The interesting thing is that Versal had been looking for someone for his new position since October of last year, seven months before we moved to Florida. I wondered at one point, why couldn't they have called him up earlier? You know, so we could have avoided the two cross-country moves in three months (I so do not recommend trying this under anything resembling normal circumstances). But it turns out that the clinching factor for them, what made them really decide they want him and what got him this job, was the work he'd done in Florida. The fact that Command liked him well enough to move him across country from Calypso to Extant made Versal want him—you know, when it rains, it pours.

Which explains the prompting I had felt immediately about going to Florida. I see the hand of the Lord so clearly in the proceedings as a whole, and in a lot of little details that I'm not going to be sharing in this public forum, that it would be foolish to deny it.

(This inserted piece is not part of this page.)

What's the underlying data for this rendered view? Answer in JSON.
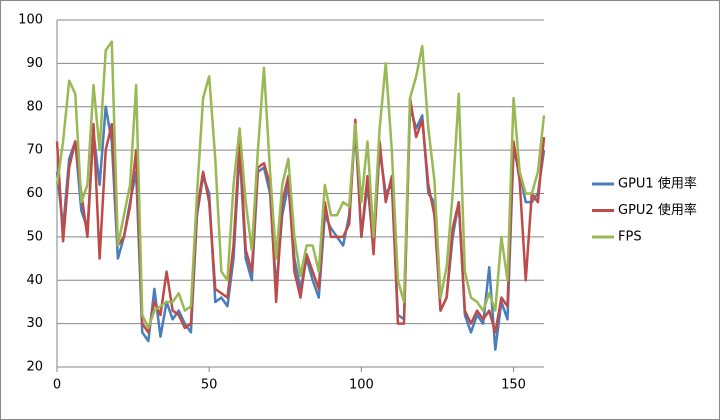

We're exactly where we need to be, and we couldn't have gotten here any other way. In order to stay in Utah, we had to leave. In order to get his dream job, Shallow Man had to have his worst job first.

Like I've said before and elsewhere, you need the dark first before you can appreciate the light.

So. That's the story of how we flew across the country and moved to Provo.

Crazy? Yes.

Exhausting? Absolutely.

Miracle? Yeah, I'd say so.

And if that much packing and that many cross-country moves don't entitle me to some slack for my blogging laxity, I really don't know what does. Oh, wait. Yes, I do: Flying cross-country twice with two cats and a toddler. Boom.